We are currently investigating the potential existence of individual differences in views on pain and, if found, we think this would lend support to a conceptual account of variation. Examination of individual differences in pain-related cognitions have typically focused on an individual’s views of their own experienced pain, rather than on their views about pain as an abstract construct. An intriguing question raised by the findings reported in this paper is whether individuals hold stable views on pain and whether any such pre-existing views interact with how a subject experiences their own pain and/or responds to treatment for pain.

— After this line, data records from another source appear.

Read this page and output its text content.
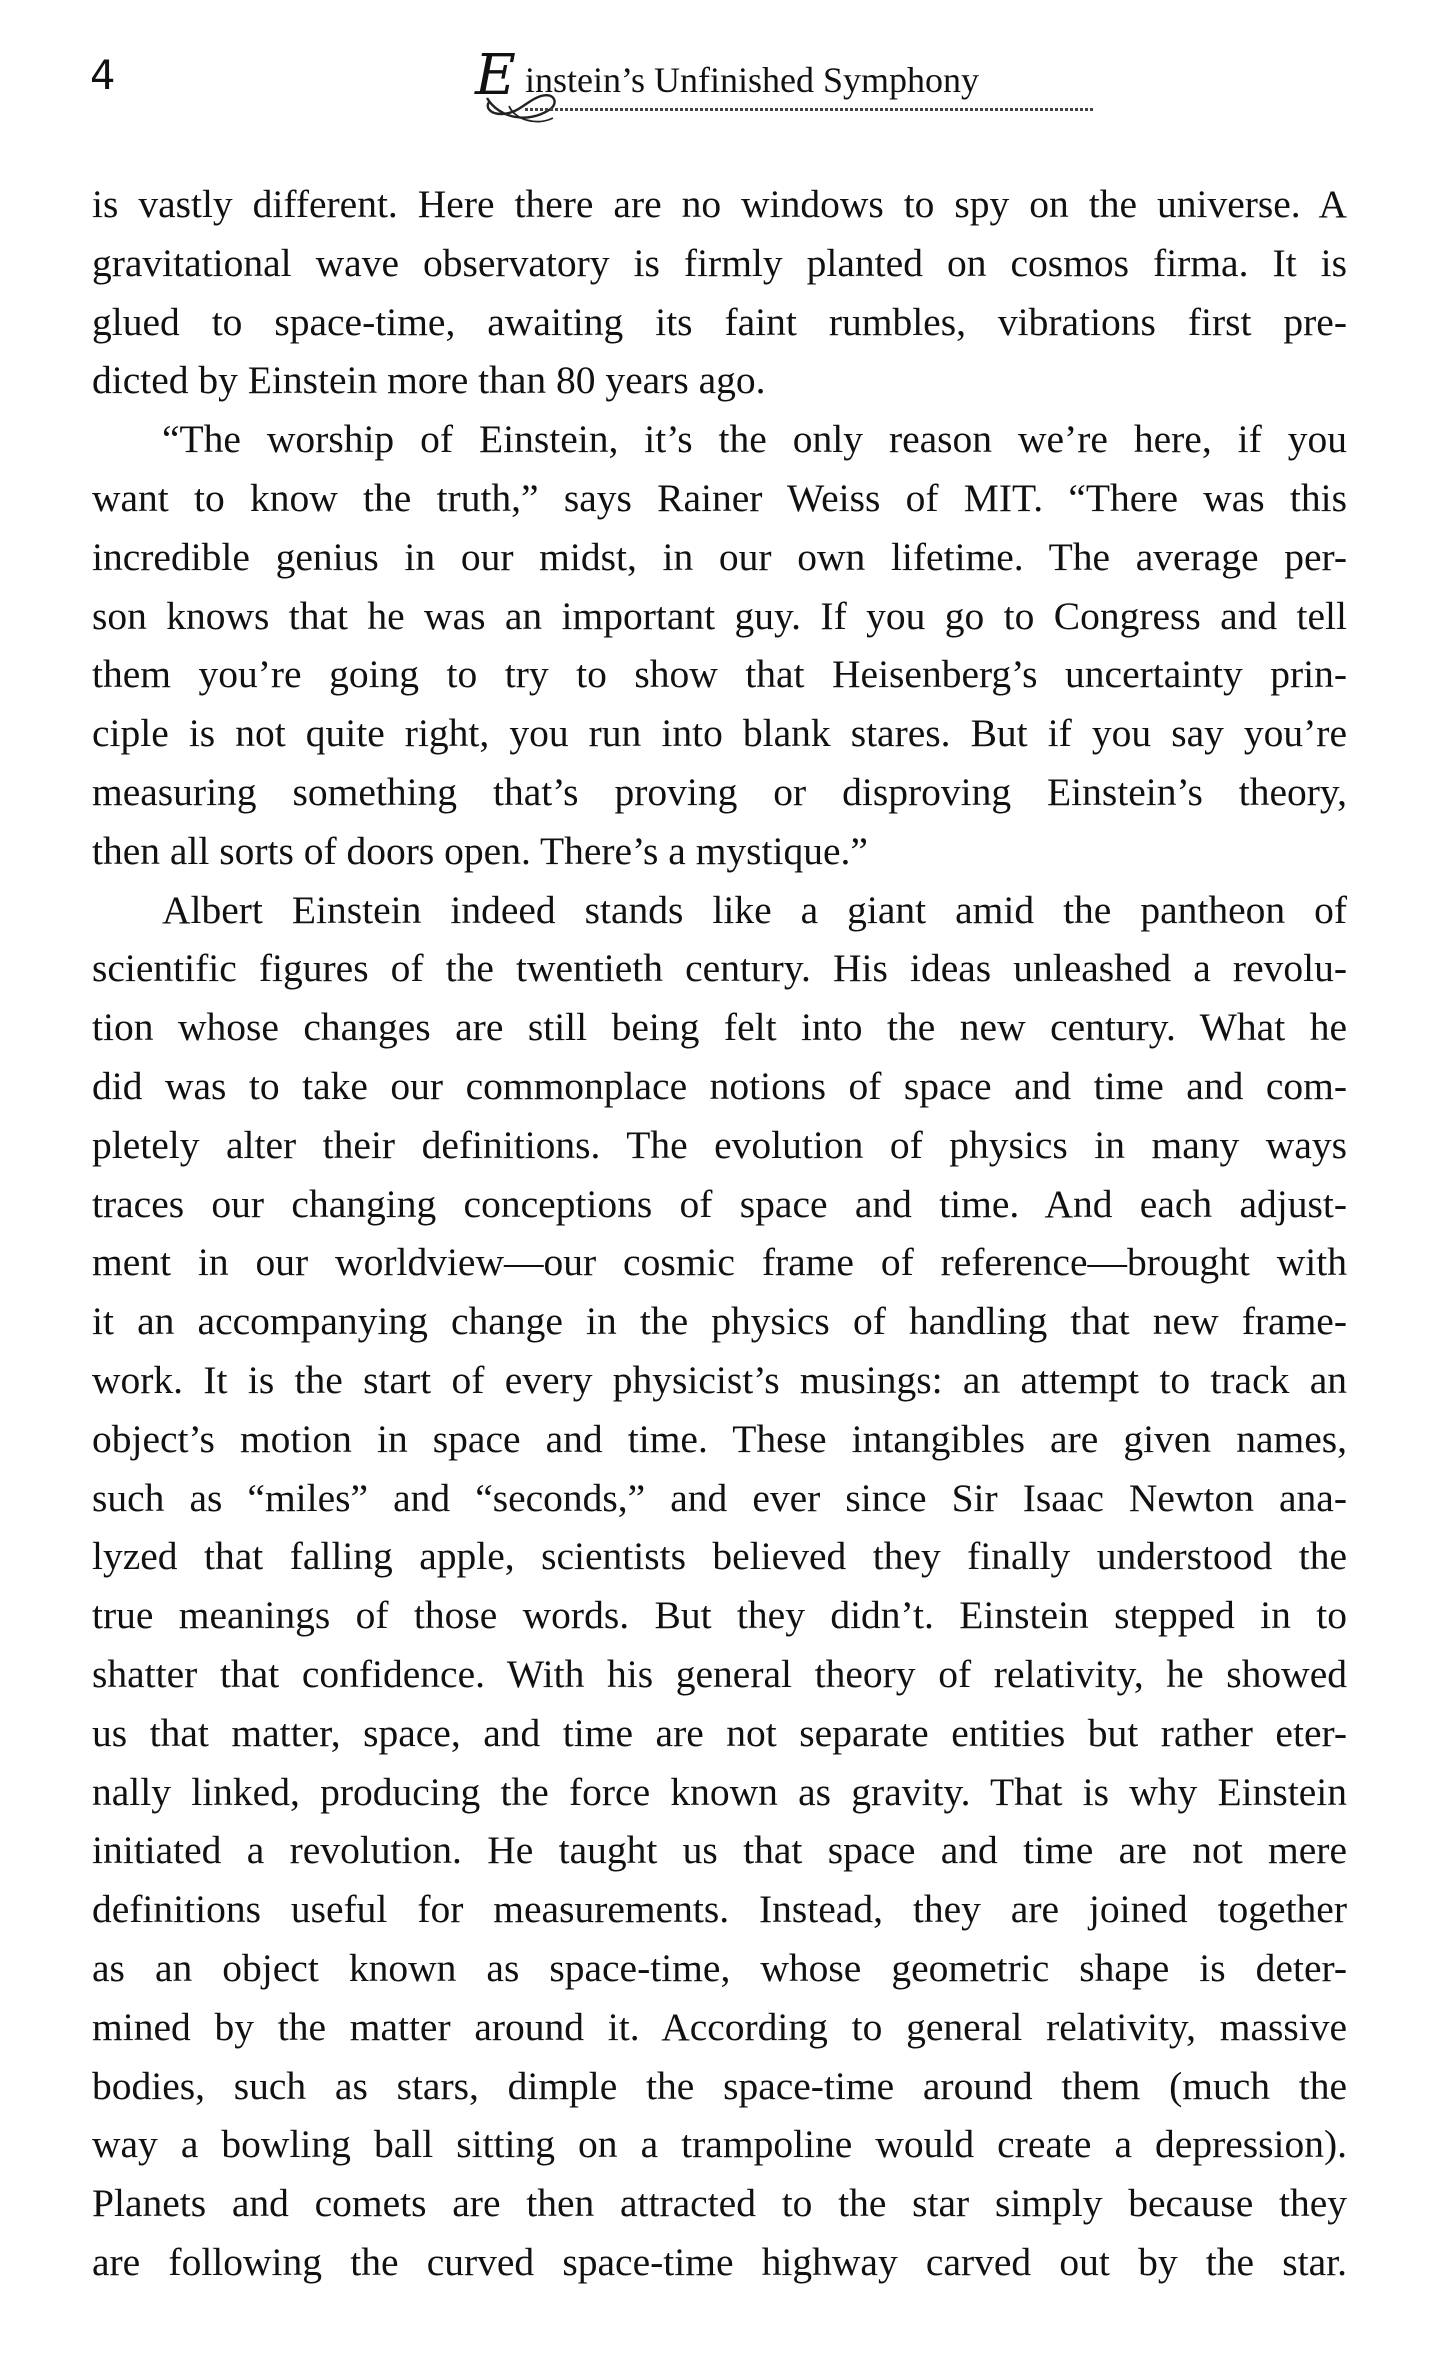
4	E instein’s Unfinished Symphony
is vastly different. Here there are no windows to spy on the universe. A
gravitational wave observatory is firmly planted on cosmos firma. It is
glued to space-time, awaiting its faint rumbles, vibrations first pre-
dicted by Einstein more than 80 years ago.
“The worship of Einstein, it’s the only reason we’re here, if you
want to know the truth,” says Rainer Weiss of MIT. “There was this
incredible genius in our midst, in our own lifetime. The average per-
son knows that he was an important guy. If you go to Congress and tell
them you’re going to try to show that Heisenberg’s uncertainty prin-
ciple is not quite right, you run into blank stares. But if you say you’re
measuring something that’s proving or disproving Einstein’s theory,
then all sorts of doors open. There’s a mystique.”
Albert Einstein indeed stands like a giant amid the pantheon of
scientific figures of the twentieth century. His ideas unleashed a revolu-
tion whose changes are still being felt into the new century. What he
did was to take our commonplace notions of space and time and com-
pletely alter their definitions. The evolution of physics in many ways
traces our changing conceptions of space and time. And each adjust-
ment in our worldview—our cosmic frame of reference—brought with
it an accompanying change in the physics of handling that new frame-
work. It is the start of every physicist’s musings: an attempt to track an
object’s motion in space and time. These intangibles are given names,
such as “miles” and “seconds,” and ever since Sir Isaac Newton ana-
lyzed that falling apple, scientists believed they finally understood the
true meanings of those words. But they didn’t. Einstein stepped in to
shatter that confidence. With his general theory of relativity, he showed
us that matter, space, and time are not separate entities but rather eter-
nally linked, producing the force known as gravity. That is why Einstein
initiated a revolution. He taught us that space and time are not mere
definitions useful for measurements. Instead, they are joined together
as an object known as space-time, whose geometric shape is deter-
mined by the matter around it. According to general relativity, massive
bodies, such as stars, dimple the space-time around them (much the
way a bowling ball sitting on a trampoline would create a depression).
Planets and comets are then attracted to the star simply because they
are following the curved space-time highway carved out by the star.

While our results suggest that views of pain are, to some extent malleable (in the sense that they vary depending on the situation presented as well as the context in which the situation occurs), it remains to be seen whether such adjustments occur within a set range that is characteristic of each individual (Borg et al. forthcoming).

If stable individual differences can be found (i.e. if a given individual tends to provide more mind-centric answers to questions in a way that is stable across a range of prompts) we take it that this would indicate a more mind-centric conceptualisation of pain in that individual (mutatis mutandis for body-centric answers). A further question would then be whether any such difference in views influences an individual’s behaviour, both in terms of seeking treatment or support for their own pain, and responding to the pain of others. For instance, a patient who holds a body-centric view of pain might resist support in the absence of clear pathology, and an individual with a mind-centric view might be more likely to engage in treatments like cognitive behavioural therapy aimed at alleviating the mental burden of pain rather than any peripheral pathology. We suggest that these are important avenues to explore in further research on the clinical utility of the theoretical distinctions explored in this paper.